Factories were at the center of the industrial age. Buildings where workers came together to efficiently craft cars, pottery, insurance policies and organ transplants—these are job-centric activities, places where local inefficiencies are trumped by the gains from mass production and interchangeable parts. If local labor costs the industrialist more, he has to pay it, because what choice does he have?

No longer. If it can be systemized, it will be. If the pressured middleman can find a cheaper source, she will. If the unaffiliated consumer can save a nickel by clicking over here or over there, then that’s what’s going to happen.

It was the inefficiency caused by geography that permitted local workers to earn a better wage, and it was the inefficiency of imperfect communication that allowed companies to charge higher prices.

The industrial age, the one that started with the industrial revolution, is fading away. It is no longer the growth engine of the economy and it seems absurd to imagine that great pay for replaceable work is on the horizon.

This represents a significant discontinuity, a life-changing disappointment for hard-working people who are hoping for stability but are unlikely to get it. It’s a recession, the recession of a hundred years of the growth of the industrial complex.

I’m not a pessimist, though, because the new revolution, the revolution of connection, creates all sorts of new productivity and new opportunities. Not for repetitive factory work, though, not for the sort of thing ADP measures. Most of the wealth created by this revolution doesn’t look like a job, not a full time one anyway.

When everyone has a laptop and connection to the world, then everyone owns a factory. Instead of coming together physically, we have the ability to come together virtually, to earn attention, to connect labor and resources, to deliver value.

Stressful? Of course it is. No one is trained in how to do this, in how to initiate, to visualize, to solve interesting problems and then deliver. Some see the new work as a hodgepodge of little projects, a pale imitation of a ‘real’ job. Others realize that this is a platform for a kind of art, a far more level playing field in which owning a factory isn’t a birthright for a tiny minority but something that hundreds of millions of people have the chance to do.

Gears are going to be shifted regardless. In one direction is lowered expectations and plenty of burger flipping… in the other is a race to the top, in which individuals who are awaiting instructions begin to give them instead.

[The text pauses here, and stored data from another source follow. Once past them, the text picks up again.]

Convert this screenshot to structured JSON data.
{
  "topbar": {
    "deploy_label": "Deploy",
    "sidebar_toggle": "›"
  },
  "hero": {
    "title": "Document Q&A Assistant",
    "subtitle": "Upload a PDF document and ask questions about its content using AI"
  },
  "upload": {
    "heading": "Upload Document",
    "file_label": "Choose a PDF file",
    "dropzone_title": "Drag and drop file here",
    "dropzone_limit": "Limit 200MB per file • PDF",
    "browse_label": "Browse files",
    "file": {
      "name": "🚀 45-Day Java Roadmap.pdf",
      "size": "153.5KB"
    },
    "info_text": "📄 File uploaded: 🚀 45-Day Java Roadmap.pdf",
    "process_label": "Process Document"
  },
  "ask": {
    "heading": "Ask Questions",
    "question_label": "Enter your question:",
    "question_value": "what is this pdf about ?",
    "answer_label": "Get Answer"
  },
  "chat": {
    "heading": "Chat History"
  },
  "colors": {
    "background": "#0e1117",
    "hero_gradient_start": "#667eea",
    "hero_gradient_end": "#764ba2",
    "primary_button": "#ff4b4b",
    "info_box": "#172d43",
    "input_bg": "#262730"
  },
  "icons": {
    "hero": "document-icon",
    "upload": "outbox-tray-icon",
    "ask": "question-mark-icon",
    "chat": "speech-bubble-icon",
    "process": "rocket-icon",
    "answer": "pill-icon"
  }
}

The future feels a lot more like marketing—it’s impromptu, it’s based on innovation and inspiration, and it involves connections between and among people—and a lot less like factory work, in which you do what you did yesterday, but faster and cheaper.

This means we may need to change our expectations, change our training and change how we engage with the future. Still, it’s better than fighting for a status quo that is no longer. The good news is clear: every forever recession is followed by a lifetime of growth from the next thing…

Job creation is a false idol. The future is about gigs and assets and art and an ever-shifting series of partnerships and projects. It will change the fabric of our society along the way. No one is demanding that we like the change, but the sooner we see it and set out to become an irreplaceable linchpin, the faster the pain will fade, as we get down to the work that needs to be (and now can be) done.

This revolution is at least as big as the last one, and the last one changed everything.